Policing crime isn’t the only way the RCMP can give back to the community.
Ten Red Deer RCMP officers helped with drywall and outside work at Habitat for Humanity’s newest Red Deer project Wednesday.
Cpl. Karyn Kay said she was glad to be one of the officers on site to help with the build.
“It’s such a great opportunity,” Kay said. “It’s great to be in the community and just giving back as a way to say, ‘Thanks for having us.’”
This was Kay’s first time helping with a Habitat for Humanity build, she said.
“We’ve had a few hiccups and bumps along the road, but it’s been fun,” said Kay.
The non-profit Habitat for Humanity builds homes that are made available to low-income families through a no-down-payment, interest-free mortgage program.
Kay said she was honoured to help a charity like Habitat for Humanity.
“This gives people a chance to be mainstream and have a life that’s the same as everyone else’s.

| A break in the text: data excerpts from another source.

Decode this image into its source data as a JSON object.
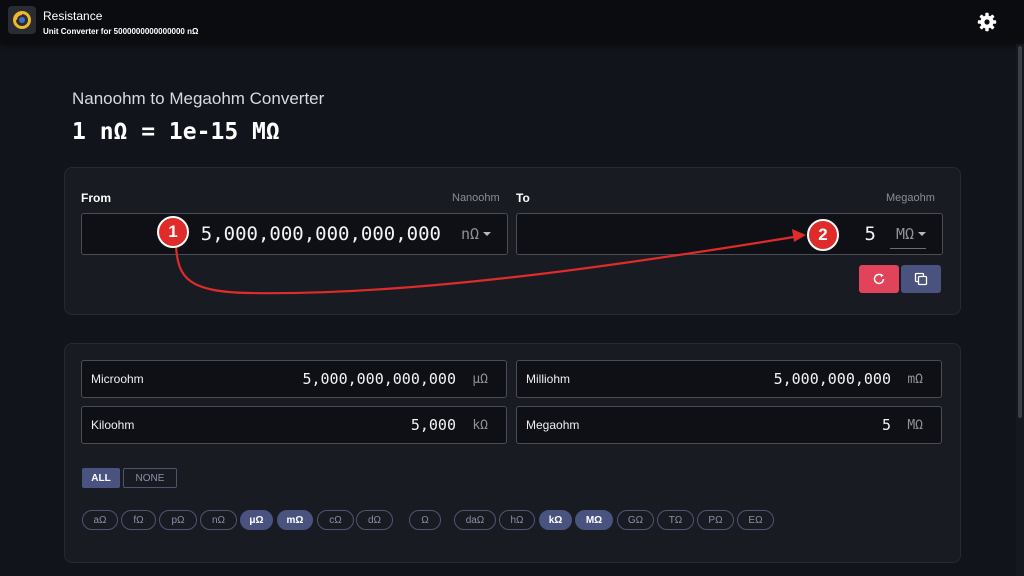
{
  "header": {
    "title": "Resistance",
    "subtitle": "Unit Converter for 5000000000000000 nΩ"
  },
  "page": {
    "subtitle": "Nanoohm to Megaohm Converter",
    "equation": "1 nΩ = 1e-15 MΩ"
  },
  "converter": {
    "from_label": "From",
    "from_unit_name": "Nanoohm",
    "from_value": "5,000,000,000,000,000",
    "from_symbol": "nΩ",
    "to_label": "To",
    "to_unit_name": "Megaohm",
    "to_value": "5",
    "to_symbol": "MΩ"
  },
  "annotations": {
    "marker1": "1",
    "marker2": "2"
  },
  "results": [
    {
      "name": "Microohm",
      "value": "5,000,000,000,000",
      "symbol": "μΩ"
    },
    {
      "name": "Milliohm",
      "value": "5,000,000,000",
      "symbol": "mΩ"
    },
    {
      "name": "Kiloohm",
      "value": "5,000",
      "symbol": "kΩ"
    },
    {
      "name": "Megaohm",
      "value": "5",
      "symbol": "MΩ"
    }
  ],
  "selection": {
    "all": "ALL",
    "none": "NONE"
  },
  "chips": [
    {
      "label": "aΩ",
      "selected": false
    },
    {
      "label": "fΩ",
      "selected": false
    },
    {
      "label": "pΩ",
      "selected": false
    },
    {
      "label": "nΩ",
      "selected": false
    },
    {
      "label": "μΩ",
      "selected": true
    },
    {
      "label": "mΩ",
      "selected": true
    },
    {
      "label": "cΩ",
      "selected": false
    },
    {
      "label": "dΩ",
      "selected": false
    },
    {
      "label": "Ω",
      "selected": false
    },
    {
      "label": "daΩ",
      "selected": false
    },
    {
      "label": "hΩ",
      "selected": false
    },
    {
      "label": "kΩ",
      "selected": true
    },
    {
      "label": "MΩ",
      "selected": true
    },
    {
      "label": "GΩ",
      "selected": false
    },
    {
      "label": "TΩ",
      "selected": false
    },
    {
      "label": "PΩ",
      "selected": false
    },
    {
      "label": "EΩ",
      "selected": false
    }
  ],
  "colors": {
    "reset_button": "#e0435a",
    "copy_button": "#4a5380",
    "marker": "#e02b2b",
    "arrow": "#e02b2b"
  },
  "icons": {
    "app": "resistance-logo",
    "settings": "gear-icon",
    "reset": "refresh-icon",
    "copy": "copy-icon"
  }
}
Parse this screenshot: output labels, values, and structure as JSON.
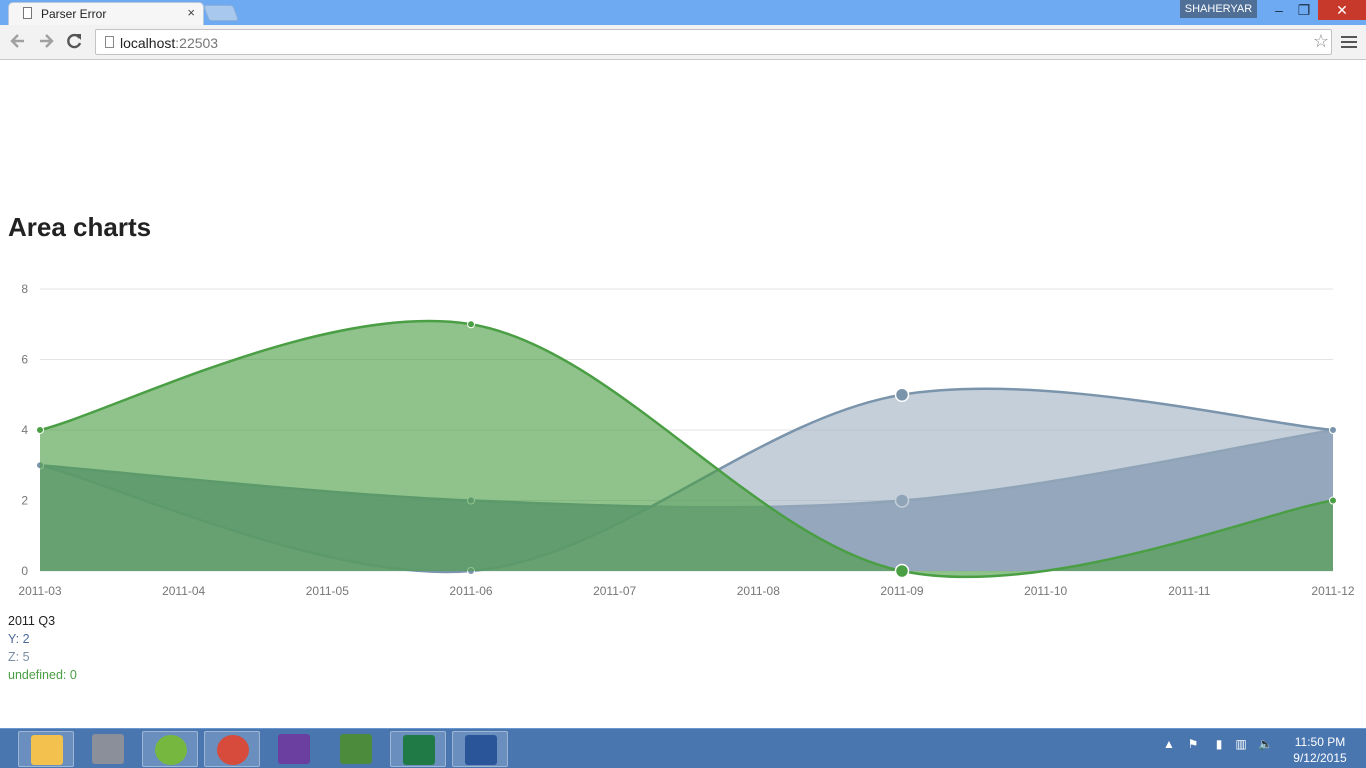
{
  "browser": {
    "tab_title": "Parser Error",
    "tab_close": "×",
    "url_host": "localhost",
    "url_port": ":22503",
    "user": "SHAHERYAR",
    "win_min": "–",
    "win_restore": "❐",
    "win_close": "✕"
  },
  "page": {
    "title": "Area charts"
  },
  "colors": {
    "series_green": "#4a9e44",
    "series_blue": "#7a94ab",
    "grid": "#e3e3e3"
  },
  "chart_data": {
    "type": "area",
    "x": [
      "2011-03",
      "2011-06",
      "2011-09",
      "2011-12"
    ],
    "xticks": [
      "2011-03",
      "2011-04",
      "2011-05",
      "2011-06",
      "2011-07",
      "2011-08",
      "2011-09",
      "2011-10",
      "2011-11",
      "2011-12"
    ],
    "yticks": [
      "0",
      "2",
      "4",
      "6",
      "8"
    ],
    "ylim": [
      0,
      8
    ],
    "grid": true,
    "series": [
      {
        "name": "Y",
        "values": [
          3,
          2,
          2,
          4
        ],
        "color": "#6d86a2"
      },
      {
        "name": "Z",
        "values": [
          3,
          0,
          5,
          4
        ],
        "color": "#9fafc1"
      },
      {
        "name": "undefined",
        "values": [
          4,
          7,
          0,
          2
        ],
        "color": "#4a9e44"
      }
    ]
  },
  "hover": {
    "title": "2011 Q3",
    "y": "Y: 2",
    "z": "Z: 5",
    "u": "undefined: 0"
  },
  "taskbar": {
    "apps": [
      "file-explorer-icon",
      "firewall-icon",
      "utorrent-icon",
      "chrome-icon",
      "visual-studio-icon",
      "notepad-plus-icon",
      "excel-icon",
      "word-icon"
    ],
    "time": "11:50 PM",
    "date": "9/12/2015"
  }
}
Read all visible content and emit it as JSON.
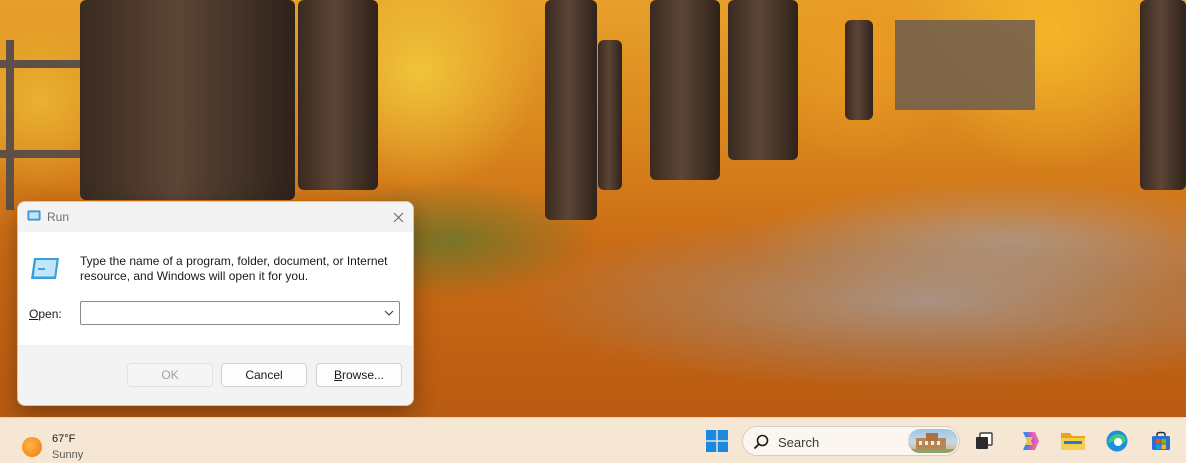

We’re so glad to be a part of all that,” said Kay.
Two families are expected to move into the duplex on Adamson Avenue in Aspen Ridge by the end of the year.
Kurt Von Hollen, Habitat for Humanity construction manager, said he was happy to have the police involved with the build.
“It’s nice to have a group come out and support us, whether it’s RCMP or anybody. The RCMP is kind of a symbol of the city though, so it’s nice to have them step up and lead the way.
“It’s always great when the community is able to take some time out of their normal routine to come lend a hand,” Von Hollen said. “There are some good spirits in the home and they’re getting a lot done, which is good to see.”
Construction on the townhouses began in March and is expected to be completed in October. Von Hollen said they are a bit ahead of schedule.
“It’s moving along well,” he said. “We’re trying to finish it at a decent pace, but it takes time.”
Karen Vavrek, Habitat for Humanity CEO, said they can always count on the police to lend a hand at Red Deer builds.
“RCMP has always been one of the first groups to come to the table when we build here in Red Deer,” she said.
This is the first time in three years the charity has had a build in Red Deer.
“You can’t put a price on … having the fine men and women for the RCMP in Red Deer come help us today,” she said. “You can’t put a price on volunteers. They’re the engine that makes our mission come alive,” said Vavrek.